Saturday, October 29, 2016

10/29/16

Someone suggested I write more often. Something about writing develops one's voice and helps gather thoughts. I imagine it acts as a tool to recap on the day; what occurred, what is new, who had some cool ass socks, or whatever arbitrary bits of shockwaves run through your mind creating the day’s thoughts.

Anyway, I went to church again today. I am more observant of my surroundings now. Might it be because the shit going on became more interesting or is it because work and the effects of becoming an adult wired my brain to open my eyes more, resulting in more keen intuitiveness as well as noticing more? I don’t even know if the grammar in that sentence in correct. I might need another comma or to place the question mark in another place in that junk.  Whatever.

Many things are predictable in our world. Math, science, studies; for the most part, there’s numbers behind many of the things we do here. Approximately how fast a type of plant may grow, how much a stock’s value is expected to rise, and now even visual projections of what a couple’s offspring might look like even before birth. However, I’ve recently become infatuated with how unpredictable something most of us overlook and paradoxically do not pay much mind to: thoughts.

One can never accurately predict what another person is thinking.
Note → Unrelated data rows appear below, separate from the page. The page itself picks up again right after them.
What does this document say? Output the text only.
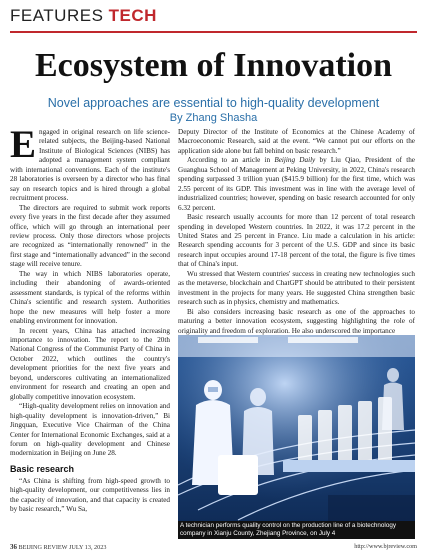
FEATURES TECH
Ecosystem of Innovation
Novel approaches are essential to high-quality development
By Zhang Shasha

Engaged in original research on life science-related subjects, the Beijing-based National Institute of Biological Sciences (NIBS) has adopted a management system compliant with international conventions. Each of the institute's 28 laboratories is overseen by a director who has final say on research topics and is hired through a global recruitment process.

The directors are required to submit work reports every five years in the first decade after they assumed office, which will go through an international peer review process. Only those directors whose projects are recognized as “internationally renowned” in the first stage and “internationally advanced” in the second stage will receive tenure.

The way in which NIBS laboratories operate, including their abandoning of awards-oriented assessment standards, is typical of the reforms within China's scientific and research system. Authorities hope the new measures will help foster a more enabling environment for innovation.

In recent years, China has attached increasing importance to innovation. The report to the 20th National Congress of the Communist Party of China in October 2022, which outlines the country's development priorities for the next five years and beyond, underscores cultivating an internationalized environment for research and creating an open and globally competitive innovation ecosystem.

“High-quality development relies on innovation and high-quality development is innovation-driven,” Bi Jingquan, Executive Vice Chairman of the China Center for International Economic Exchanges, said at a forum on high-quality development and Chinese modernization in Beijing on June 28.

Basic research

“As China is shifting from high-speed growth to high-quality development, our competitiveness lies in the capacity of innovation, and that capacity is created by basic research,” Wu Sa,

Deputy Director of the Institute of Economics at the Chinese Academy of Macroeconomic Research, said at the event. “We cannot put our efforts on the application side alone but fall behind on basic research.”

According to an article in Beijing Daily by Liu Qiao, President of the Guanghua School of Management at Peking University, in 2022, China's research spending surpassed 3 trillion yuan ($415.9 billion) for the first time, which was 2.55 percent of its GDP. This investment was in line with the average level of industrialized countries; however, spending on basic research accounted for only 6.32 percent.

Basic research usually accounts for more than 12 percent of total research spending in developed Western countries. In 2022, it was 17.2 percent in the United States and 25 percent in France. Liu made a calculation in his article: Research spending accounts for 3 percent of the U.S. GDP and since its basic research input occupies around 17-18 percent of the total, the figure is five times that of China's input.

Wu stressed that Western countries' success in creating new technologies such as the metaverse, blockchain and ChatGPT should be attributed to their persistent investment in the projects for many years. He suggested China strengthen basic research such as in physics, chemistry and mathematics.

Bi also considers increasing basic research as one of the approaches to maturing a better innovation ecosystem, suggesting highlighting the role of originality and freedom of exploration. He also underscored the importance

A technician performs quality control on the production line of a biotechnology company in Xianju County, Zhejiang Province, on July 4
36 BEIJING REVIEW JULY 13, 2023	http://www.bjreview.com
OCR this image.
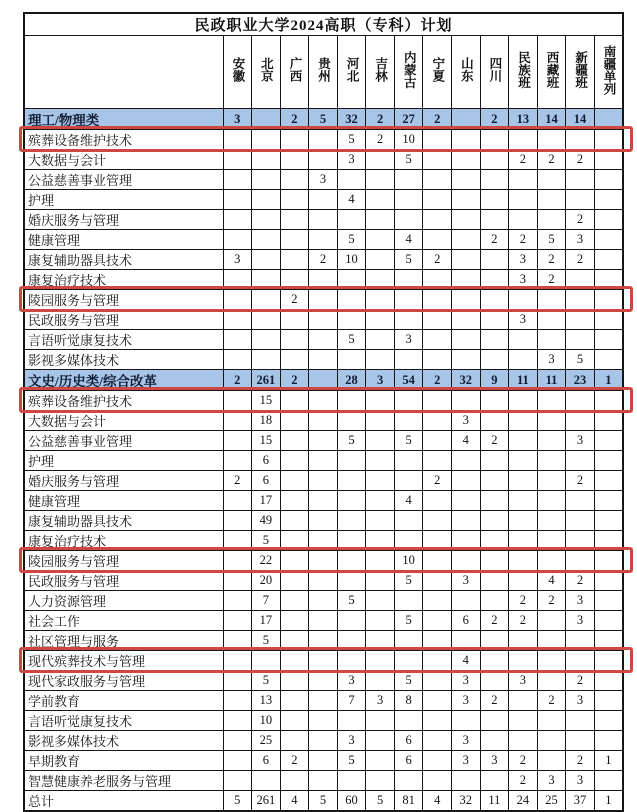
民政职业大学2024高职（专科）计划														
	安徽	北京	广西	贵州	河北	吉林	内蒙古	宁夏	山东	四川	民族班	西藏班	新疆班	南疆单列
理工/物理类	3		2	5	32	2	27	2		2	13	14	14	
殡葬设备维护技术					5	2	10							
大数据与会计					3		5				2	2	2	
公益慈善事业管理				3										
护理					4									
婚庆服务与管理													2	
健康管理					5		4			2	2	5	3	
康复辅助器具技术	3			2	10		5	2			3	2	2	
康复治疗技术											3	2		
陵园服务与管理			2											
民政服务与管理											3			
言语听觉康复技术					5		3							
影视多媒体技术												3	5	
文史/历史类/综合改革	2	261	2		28	3	54	2	32	9	11	11	23	1
殡葬设备维护技术		15												
大数据与会计		18							3					
公益慈善事业管理		15			5		5		4	2			3	
护理		6												
婚庆服务与管理	2	6						2					2	
健康管理		17					4							
康复辅助器具技术		49												
康复治疗技术		5												
陵园服务与管理		22					10							
民政服务与管理		20					5		3			4	2	
人力资源管理		7			5						2	2	3	
社会工作		17					5		6	2	2		3	
社区管理与服务		5												
现代殡葬技术与管理									4					
现代家政服务与管理		5			3		5		3		3		2	
学前教育		13			7	3	8		3	2		2	3	
言语听觉康复技术		10												
影视多媒体技术		25			3		6		3					
早期教育		6	2		5		6		3	3	2		2	1
智慧健康养老服务与管理											2	3	3	
总计	5	261	4	5	60	5	81	4	32	11	24	25	37	1
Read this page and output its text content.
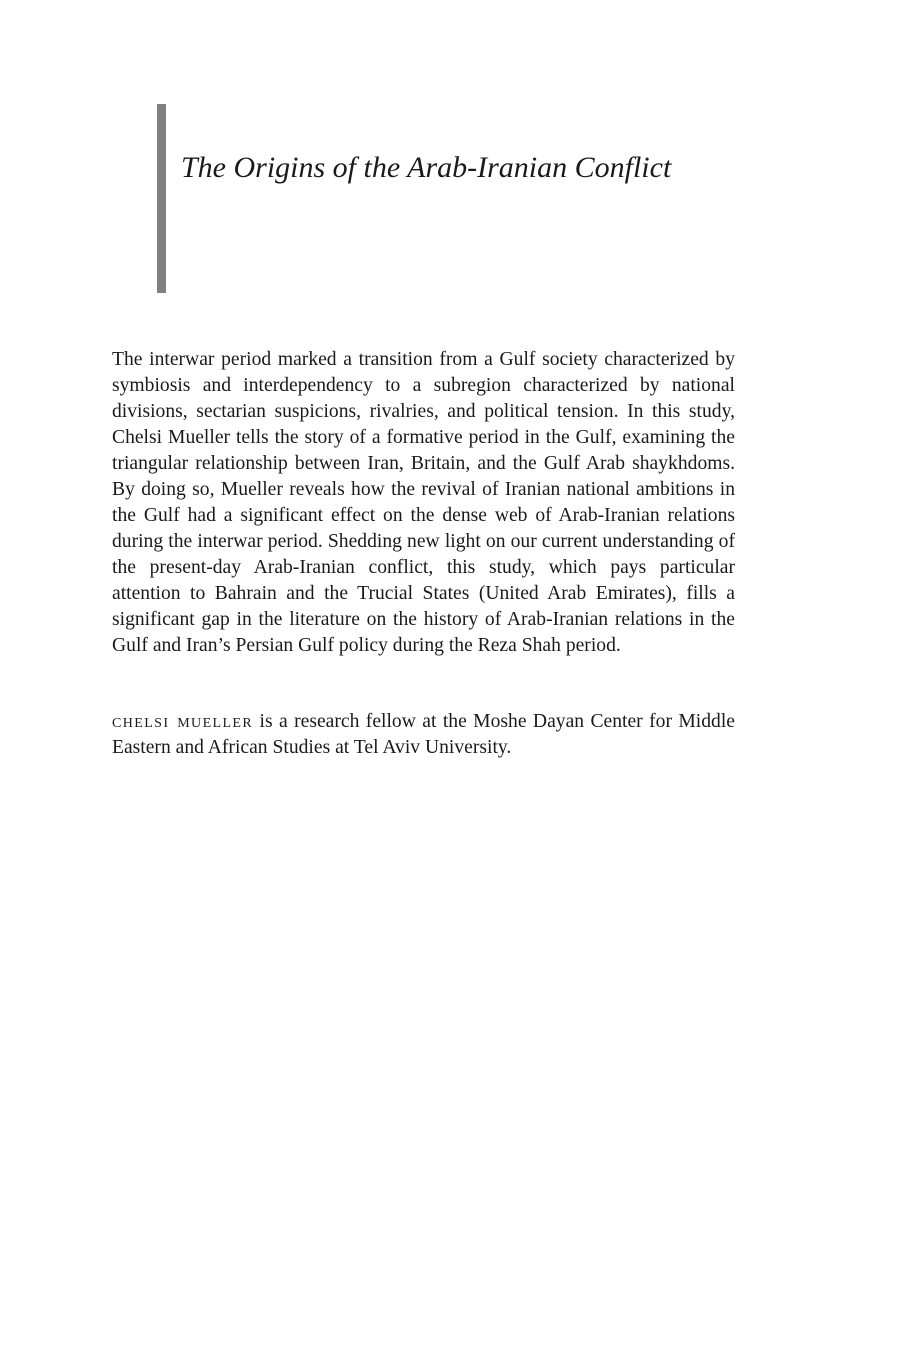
The Origins of the Arab-Iranian Conflict

The interwar period marked a transition from a Gulf society characterized by symbiosis and interdependency to a subregion characterized by national divisions, sectarian suspicions, rivalries, and political tension. In this study, Chelsi Mueller tells the story of a formative period in the Gulf, examining the triangular relationship between Iran, Britain, and the Gulf Arab shaykhdoms. By doing so, Mueller reveals how the revival of Iranian national ambitions in the Gulf had a significant effect on the dense web of Arab-Iranian relations during the interwar period. Shedding new light on our current understanding of the present-day Arab-Iranian conflict, this study, which pays particular attention to Bahrain and the Trucial States (United Arab Emirates), fills a significant gap in the literature on the history of Arab-Iranian relations in the Gulf and Iran’s Persian Gulf policy during the Reza Shah period.

chelsi mueller is a research fellow at the Moshe Dayan Center for Middle Eastern and African Studies at Tel Aviv University.
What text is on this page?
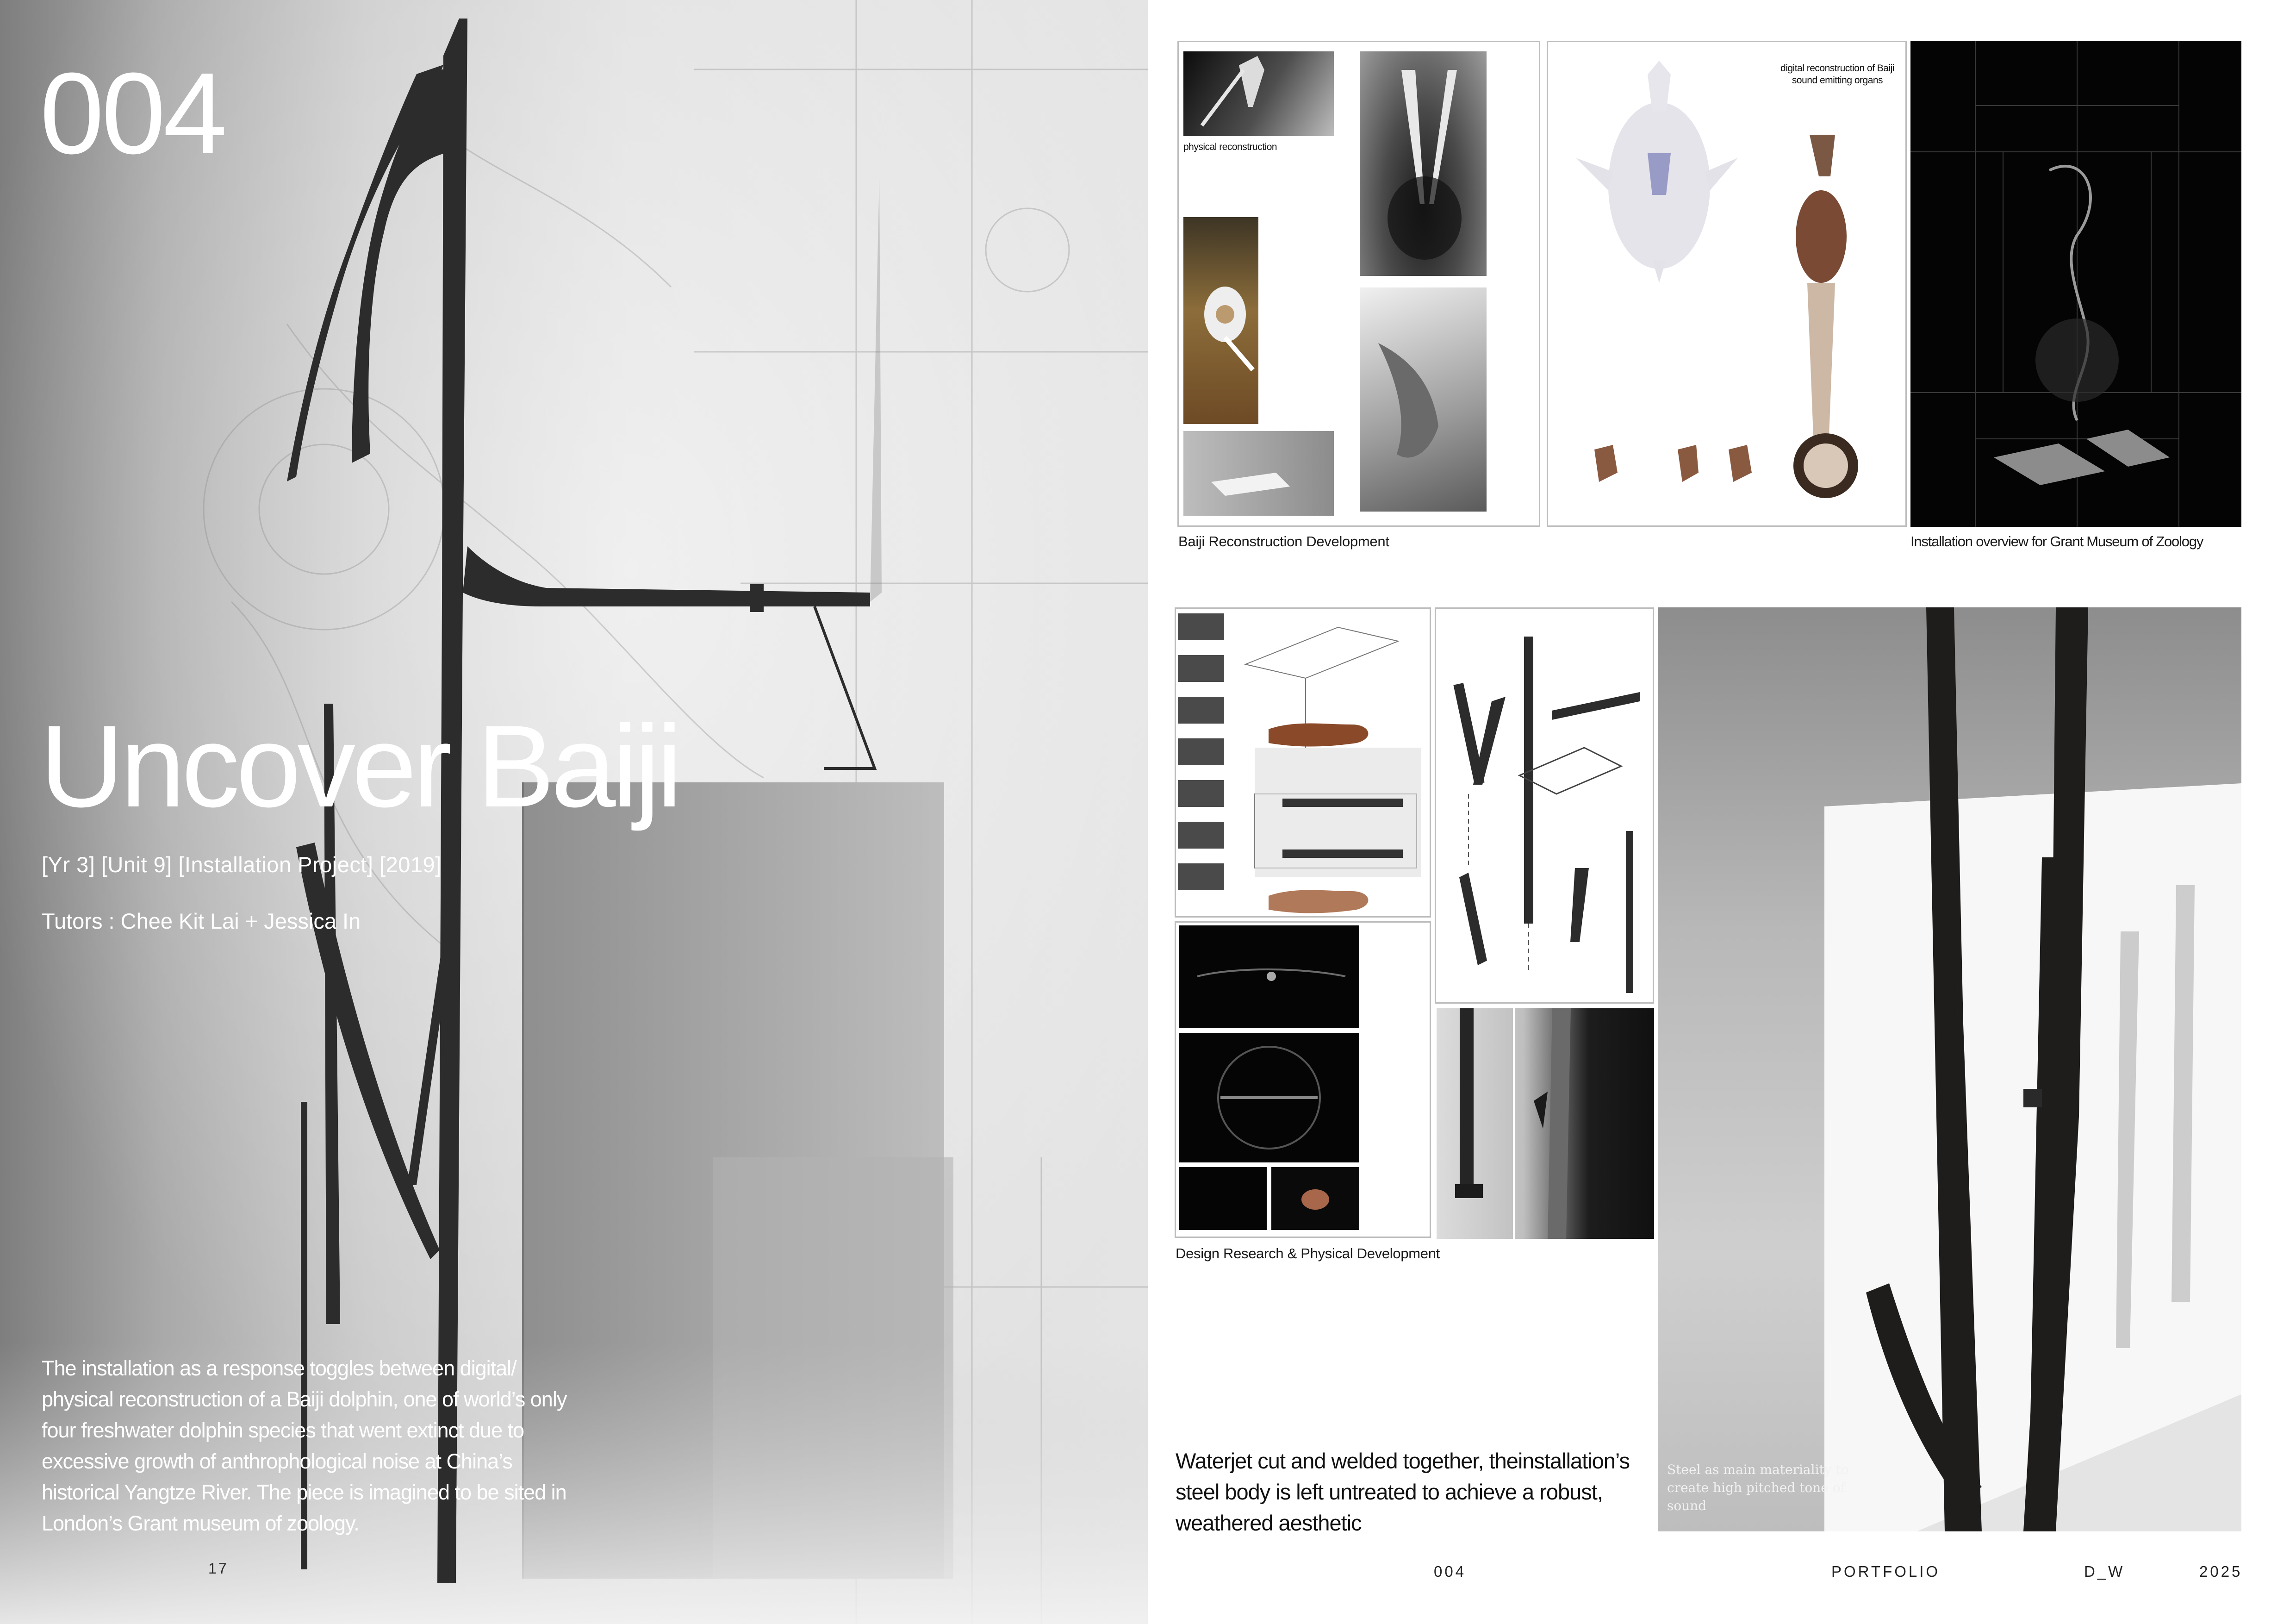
004
Uncover Baiji
[Yr 3] [Unit 9] [Installation Project] [2019]
Tutors : Chee Kit Lai + Jessica In
The installation as a response toggles between digital/ physical reconstruction of a Baiji dolphin, one of world’s only four freshwater dolphin species that went extinct due to excessive growth of anthrophological noise at China’s historical Yangtze River. The piece is imagined to be sited in London’s Grant museum of zoology.
17
physical reconstruction
digital reconstruction of Baiji sound emitting organs
Baiji Reconstruction Development	Installation overview for Grant Museum of Zoology
Design Research & Physical Development
Steel as main materiality to create high pitched tone of sound
Waterjet cut and welded together, theinstallation’s steel body is left untreated to achieve a robust, weathered aesthetic
004	PORTFOLIO	D_W	2025
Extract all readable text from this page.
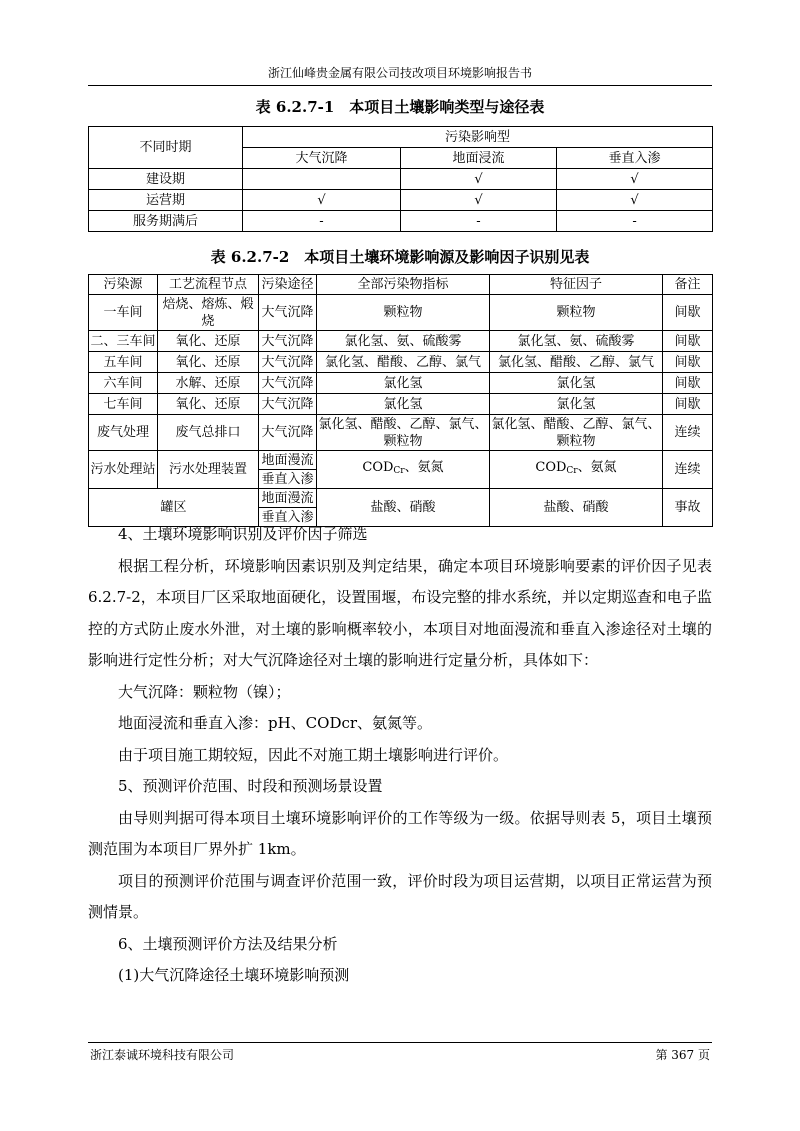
浙江仙峰贵金属有限公司技改项目环境影响报告书
表 6.2.7-1　本项目土壤影响类型与途径表
不同时期	污染影响型		
	大气沉降	地面浸流	垂直入渗
建设期		√	√
运营期	√	√	√
服务期满后	-	-	-
表 6.2.7-2　本项目土壤环境影响源及影响因子识别见表
污染源	工艺流程节点	污染途径	全部污染物指标	特征因子	备注
一车间	焙烧、熔炼、煅烧	大气沉降	颗粒物	颗粒物	间歇
二、三车间	氧化、还原	大气沉降	氯化氢、氨、硫酸雾	氯化氢、氨、硫酸雾	间歇
五车间	氧化、还原	大气沉降	氯化氢、醋酸、乙醇、氯气	氯化氢、醋酸、乙醇、氯气	间歇
六车间	水解、还原	大气沉降	氯化氢	氯化氢	间歇
七车间	氧化、还原	大气沉降	氯化氢	氯化氢	间歇
废气处理	废气总排口	大气沉降	氯化氢、醋酸、乙醇、氯气、颗粒物	氯化氢、醋酸、乙醇、氯气、颗粒物	连续
污水处理站	污水处理装置	地面漫流	$COD_{Cr}$、氨氮	$COD_{Cr}$、氨氮	连续
		垂直入渗			
罐区		地面漫流	盐酸、硝酸	盐酸、硝酸	事故
		垂直入渗			

4、土壤环境影响识别及评价因子筛选

根据工程分析，环境影响因素识别及判定结果，确定本项目环境影响要素的评价因子见表 6.2.7-2，本项目厂区采取地面硬化，设置围堰，布设完整的排水系统，并以定期巡查和电子监控的方式防止废水外泄，对土壤的影响概率较小，本项目对地面漫流和垂直入渗途径对土壤的影响进行定性分析；对大气沉降途径对土壤的影响进行定量分析，具体如下：

大气沉降：颗粒物（镍）；

地面浸流和垂直入渗：pH、CODcr、氨氮等。

由于项目施工期较短，因此不对施工期土壤影响进行评价。

5、预测评价范围、时段和预测场景设置

由导则判据可得本项目土壤环境影响评价的工作等级为一级。依据导则表 5，项目土壤预测范围为本项目厂界外扩 1km。

项目的预测评价范围与调查评价范围一致，评价时段为项目运营期，以项目正常运营为预测情景。

6、土壤预测评价方法及结果分析

(1)大气沉降途径土壤环境影响预测

浙江泰诚环境科技有限公司	第 367 页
Sure, we can brainstorm and come up with speculative ideas all we want but there is no way of actually knowing unless we are the one thinking it. What’s even more fascinating is that the longer they think, the harder and less likely it is to even brainstorm on what the cerebrum has on the menu.

Regardless of the difficulty, I’ve been playing a game with myself about trying to decipher what goes through someone’s mind while in deep thought. We called it being “stuck.” You’ve probably seen it, when you randomly look in a direction and someone looks as if they shrunk and jumped into the water of one of those cubes in the plastic ice tray everyone’s grandmother has in the fridge for a couple of hours. It’s actually kind of fun.

Everyone has a story; everyone grew up and experienced life differently in terms of what curveball they received and how they hit it. Sometimes when I’m stuck it can go from “damn this double bacon cheeseburger is banging” to “why did I choose to react like that? I must’ve hurt that person’s feelings” in a matter of seconds.  I can only imagine it is similar for most of us. In these stuck moments we often think about some deep shit. Anything from “What can I make for dinner tonight” to that one thing we did but keep to ourselves because we are not very proud of it. We all have one.

If I ever had to pick a superpower it would probably come down to the ability to get back double of what I spend or read minds. As sick as the first one sounds, read minds it is.

Sometimes I wish I could know what went on in everyone’s head. That way, I could help.